Strategy is focus and allocation of resources to a defined set of products/services and systems/processes to market and deliver them. Billions of words and millions of articles have been written on effective leadership and strategy. Ultimately, if a person or a business succeeds, then the approach adopted by that person or the business is lionized as the “right” strategy. But we know a couple of things:

a. A strategy that works for a company today may not work for the same company tomorrow.
b. A strategy that works for one company today may not work for another company in the same space.

Given the furious velocity of change in technology, consumer behavior and competitive landscape, strategy definition has become simultaneously even more difficult and critical. For those of us in the new media space, this is even more difficult because it is far easier for companies to change direction and business model as there are no huge investments sunk in land, factories, buildings, machinery and inventory like it is in other industries.

Michael Porter, a guru of strategy, said he went in search of external factors that possibly caused a series of bad decisions in good companies. He studied this for 20 to 25 years and concluded that it’s not so much driven by external conditions – but “strategic errors that the company does to itself.” Often, strategic errors are most clearly visible looking back after some crucial time has elapsed.

In some ways, defining strategy is like developing a movie script. Robert McKee, the famous Hollywood scriptwriter says, “A rule says, You must do it this way. A principle says, This works and has, through all remembered time. The difference is crucial. Anxious, inexperienced writers obey rules. Rebellious, unschooled writers break rules. Artists master the form.” While no one can assert the rules of strategy-definition, there are certain abstract principles that could inform strategy definition. What follows is a few of them that we have deployed to avoid some dangerous pitfalls at Sulekha. While this by no means guarantees continued future success, it is merely to serve as instruction on what had worked for us in the past.

One principle is: Don’t fight leaders offering the same service as they do. Strategy is as much about what you choose not to do as you choose to do. Right from the start, we at Sulekha decided we will not waste our time on providing basic infrastructure services such as Search and Email. Because, we figured we would lose the battle competing head-on with industry leaders such as Yahoo, MSN, Rediff, Sify and Indiatimes in providing a free, commodity service that requires an enormous infrastructure, innovation outlay. Looking back, this was a smart thing to do. By the same token, we believe it would become increasingly difficult for country-specific players to compete head-on and win against global leviathans like Google, Yahoo and Facebook.

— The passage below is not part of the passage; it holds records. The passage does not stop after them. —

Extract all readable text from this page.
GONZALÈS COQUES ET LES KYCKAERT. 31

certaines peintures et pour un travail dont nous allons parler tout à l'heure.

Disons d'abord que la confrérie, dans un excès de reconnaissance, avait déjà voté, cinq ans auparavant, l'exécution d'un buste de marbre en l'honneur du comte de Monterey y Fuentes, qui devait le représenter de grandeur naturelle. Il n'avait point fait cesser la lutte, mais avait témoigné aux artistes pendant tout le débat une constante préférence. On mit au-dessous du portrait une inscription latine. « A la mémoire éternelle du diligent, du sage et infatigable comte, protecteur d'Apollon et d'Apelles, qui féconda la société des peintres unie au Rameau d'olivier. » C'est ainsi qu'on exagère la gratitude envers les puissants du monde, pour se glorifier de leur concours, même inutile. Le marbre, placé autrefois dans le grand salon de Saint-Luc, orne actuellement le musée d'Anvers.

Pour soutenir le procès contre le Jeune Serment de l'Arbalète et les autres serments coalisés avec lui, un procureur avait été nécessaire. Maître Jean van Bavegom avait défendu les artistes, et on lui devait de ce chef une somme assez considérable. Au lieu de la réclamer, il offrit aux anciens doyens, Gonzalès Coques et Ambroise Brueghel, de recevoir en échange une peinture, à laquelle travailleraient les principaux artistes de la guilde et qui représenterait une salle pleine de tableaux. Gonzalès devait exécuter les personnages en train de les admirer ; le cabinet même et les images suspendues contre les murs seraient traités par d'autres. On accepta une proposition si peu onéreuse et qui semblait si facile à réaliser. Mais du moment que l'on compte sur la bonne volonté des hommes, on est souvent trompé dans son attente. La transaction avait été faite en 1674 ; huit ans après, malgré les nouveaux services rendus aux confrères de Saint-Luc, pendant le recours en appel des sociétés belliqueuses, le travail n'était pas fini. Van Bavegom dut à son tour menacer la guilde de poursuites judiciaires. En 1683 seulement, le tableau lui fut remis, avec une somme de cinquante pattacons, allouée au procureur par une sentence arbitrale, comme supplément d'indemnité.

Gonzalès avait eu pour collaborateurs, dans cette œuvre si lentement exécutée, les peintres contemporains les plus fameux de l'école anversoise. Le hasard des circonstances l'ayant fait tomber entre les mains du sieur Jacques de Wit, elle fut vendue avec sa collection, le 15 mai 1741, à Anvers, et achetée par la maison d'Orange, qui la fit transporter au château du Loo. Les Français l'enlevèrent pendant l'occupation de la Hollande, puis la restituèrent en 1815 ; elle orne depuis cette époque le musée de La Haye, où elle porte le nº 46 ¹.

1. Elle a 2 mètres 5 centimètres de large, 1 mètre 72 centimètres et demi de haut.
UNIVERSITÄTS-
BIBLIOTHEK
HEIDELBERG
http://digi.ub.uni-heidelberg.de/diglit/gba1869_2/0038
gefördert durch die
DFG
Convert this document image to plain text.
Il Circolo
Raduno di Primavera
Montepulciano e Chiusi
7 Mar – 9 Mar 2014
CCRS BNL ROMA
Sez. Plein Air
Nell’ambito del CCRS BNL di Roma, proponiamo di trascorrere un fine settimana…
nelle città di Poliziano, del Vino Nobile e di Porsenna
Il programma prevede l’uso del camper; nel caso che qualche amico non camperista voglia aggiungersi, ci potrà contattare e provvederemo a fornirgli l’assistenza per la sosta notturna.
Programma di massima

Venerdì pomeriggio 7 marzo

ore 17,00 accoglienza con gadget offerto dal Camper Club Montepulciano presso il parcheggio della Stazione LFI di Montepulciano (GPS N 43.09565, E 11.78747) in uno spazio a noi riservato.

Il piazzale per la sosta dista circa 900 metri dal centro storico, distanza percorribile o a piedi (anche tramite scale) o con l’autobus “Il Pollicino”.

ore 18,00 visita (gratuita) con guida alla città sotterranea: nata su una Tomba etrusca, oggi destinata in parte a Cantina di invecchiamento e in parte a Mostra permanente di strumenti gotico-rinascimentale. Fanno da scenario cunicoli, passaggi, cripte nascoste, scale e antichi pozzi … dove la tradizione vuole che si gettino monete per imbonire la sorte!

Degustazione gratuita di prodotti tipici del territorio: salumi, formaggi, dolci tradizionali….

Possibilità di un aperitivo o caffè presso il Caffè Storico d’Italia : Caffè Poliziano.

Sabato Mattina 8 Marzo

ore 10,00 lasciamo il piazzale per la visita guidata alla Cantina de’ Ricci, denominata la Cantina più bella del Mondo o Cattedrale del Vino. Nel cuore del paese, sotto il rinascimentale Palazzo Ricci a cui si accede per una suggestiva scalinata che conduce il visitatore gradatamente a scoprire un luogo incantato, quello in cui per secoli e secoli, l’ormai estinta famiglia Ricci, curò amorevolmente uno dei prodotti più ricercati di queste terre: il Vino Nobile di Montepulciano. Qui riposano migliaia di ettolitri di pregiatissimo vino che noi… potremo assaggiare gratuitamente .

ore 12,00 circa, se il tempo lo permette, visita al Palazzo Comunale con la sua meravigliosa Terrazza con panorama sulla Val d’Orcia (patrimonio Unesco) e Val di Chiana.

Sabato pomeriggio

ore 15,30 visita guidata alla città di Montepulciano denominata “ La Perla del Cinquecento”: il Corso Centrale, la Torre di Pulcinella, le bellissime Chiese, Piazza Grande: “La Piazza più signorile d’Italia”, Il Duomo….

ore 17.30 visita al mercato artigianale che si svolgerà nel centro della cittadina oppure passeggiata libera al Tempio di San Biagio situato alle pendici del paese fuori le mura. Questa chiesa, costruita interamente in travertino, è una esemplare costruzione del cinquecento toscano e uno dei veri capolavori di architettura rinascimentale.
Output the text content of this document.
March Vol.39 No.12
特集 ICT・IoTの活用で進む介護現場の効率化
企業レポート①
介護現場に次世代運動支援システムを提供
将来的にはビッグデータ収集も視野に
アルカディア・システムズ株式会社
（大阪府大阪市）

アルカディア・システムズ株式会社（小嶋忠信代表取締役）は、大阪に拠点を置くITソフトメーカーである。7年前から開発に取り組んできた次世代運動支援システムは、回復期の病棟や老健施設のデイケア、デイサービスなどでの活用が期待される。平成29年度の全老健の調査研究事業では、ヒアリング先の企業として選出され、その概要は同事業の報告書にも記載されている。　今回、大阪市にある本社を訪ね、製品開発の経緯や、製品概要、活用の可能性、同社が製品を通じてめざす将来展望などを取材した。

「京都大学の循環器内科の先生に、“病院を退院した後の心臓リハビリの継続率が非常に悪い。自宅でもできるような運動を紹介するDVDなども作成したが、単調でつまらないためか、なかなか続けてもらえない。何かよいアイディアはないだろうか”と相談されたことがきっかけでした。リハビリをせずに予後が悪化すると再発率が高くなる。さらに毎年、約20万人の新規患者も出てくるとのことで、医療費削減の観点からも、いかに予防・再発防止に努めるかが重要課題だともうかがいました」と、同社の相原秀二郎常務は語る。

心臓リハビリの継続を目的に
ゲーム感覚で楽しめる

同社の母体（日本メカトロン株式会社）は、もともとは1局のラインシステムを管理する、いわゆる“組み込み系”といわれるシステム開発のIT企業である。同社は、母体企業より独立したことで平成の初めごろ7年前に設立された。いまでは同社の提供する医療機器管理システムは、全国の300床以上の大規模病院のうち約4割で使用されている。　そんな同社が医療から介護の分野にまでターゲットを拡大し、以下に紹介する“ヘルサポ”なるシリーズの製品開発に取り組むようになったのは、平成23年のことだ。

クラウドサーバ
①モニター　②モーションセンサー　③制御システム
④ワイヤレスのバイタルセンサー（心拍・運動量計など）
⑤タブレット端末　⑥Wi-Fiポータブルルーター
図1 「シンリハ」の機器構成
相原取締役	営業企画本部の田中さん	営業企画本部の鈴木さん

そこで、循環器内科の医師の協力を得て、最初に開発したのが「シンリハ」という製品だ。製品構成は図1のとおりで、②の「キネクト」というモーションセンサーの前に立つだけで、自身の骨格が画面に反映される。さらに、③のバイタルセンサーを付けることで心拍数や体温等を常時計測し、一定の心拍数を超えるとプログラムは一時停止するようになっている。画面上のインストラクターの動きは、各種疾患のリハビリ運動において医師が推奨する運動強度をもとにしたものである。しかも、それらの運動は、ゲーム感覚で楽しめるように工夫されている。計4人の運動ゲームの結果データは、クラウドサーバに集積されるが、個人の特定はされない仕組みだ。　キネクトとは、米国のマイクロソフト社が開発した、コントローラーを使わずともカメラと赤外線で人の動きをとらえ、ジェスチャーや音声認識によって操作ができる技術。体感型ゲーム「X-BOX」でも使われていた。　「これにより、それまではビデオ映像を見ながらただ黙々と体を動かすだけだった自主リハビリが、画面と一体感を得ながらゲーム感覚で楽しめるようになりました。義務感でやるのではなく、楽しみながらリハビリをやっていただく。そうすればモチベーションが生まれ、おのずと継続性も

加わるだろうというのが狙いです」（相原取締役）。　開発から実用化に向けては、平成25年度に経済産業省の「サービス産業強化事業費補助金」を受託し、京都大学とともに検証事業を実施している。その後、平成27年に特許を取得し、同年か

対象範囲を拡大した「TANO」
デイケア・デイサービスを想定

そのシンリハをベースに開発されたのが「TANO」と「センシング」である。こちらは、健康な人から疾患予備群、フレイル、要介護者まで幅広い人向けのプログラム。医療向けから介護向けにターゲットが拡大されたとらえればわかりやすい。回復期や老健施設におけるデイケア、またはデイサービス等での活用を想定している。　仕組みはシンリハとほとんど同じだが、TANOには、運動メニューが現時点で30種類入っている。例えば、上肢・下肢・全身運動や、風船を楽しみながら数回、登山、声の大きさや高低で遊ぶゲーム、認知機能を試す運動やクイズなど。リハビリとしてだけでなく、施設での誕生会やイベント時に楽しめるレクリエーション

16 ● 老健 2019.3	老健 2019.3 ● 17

Another principle is: Don’t bet the business solely by overcoming entrenched consumer or customer resistance. Conventional wisdom in entrepreneurial circles says companies wildly succeed when they develop new models that the customer has never thought of. Examples of Sony Walkman, Apple iPad, eBay are trotted out to prove this point. But there is a difference – and it is a crucial one – between catering to an unarticulated, latent need of a consumer versus overcoming a known, existing resistance.

Let us take two examples. There is a resistance on part of Indian consumers to buy and pay online for used electronics goods from strangers because they don’t trust them to deliver goods as advertised. This is completely at variance with the consumer behavior we observe in United States, for example, where people generally have a higher level of trust in others. So, a used good auction site like in US will not work in India. Another example is that big brand marketers don’t believe they can build their brands online; they do believe TV and Print are suitable media for building brands. In other words, they see TV and Print as marketing channels and they see online as a sales channel; this explains why they pay the former based on viewership (CPM), they seek to pay online sites based on response (CPC/CPA).

There is a resistance to viewing the Internet medium as a brand-building, marketing channel. So, any strategy that is crucially dependent on overcoming customer resistance will find it hard to succeed.

A third point about leadership is related to the plethora of choices that are available to the senior management team at any given time. The Internet environment offers the latitude and ease for companies to try multiple things at once. Since irrespective of the industry or the situation, companies are relentlessly pushed by stakeholders to “grow, grow, grow…profitably” and because market premiums are usually reserved and accorded to companies that do that, many try to do multiple things. This can either be good or bad, based on circumstance. On the one hand, companies have set themselves back by either not evolving over time or by diluting their focus. There are as many examples of the former as there are of the latter.

Overall, defining a sound strategy and sticking to it requires clear knowledge of the past and present coupled with a prescient understanding of how the markets are evolving. Plus a bit of luck.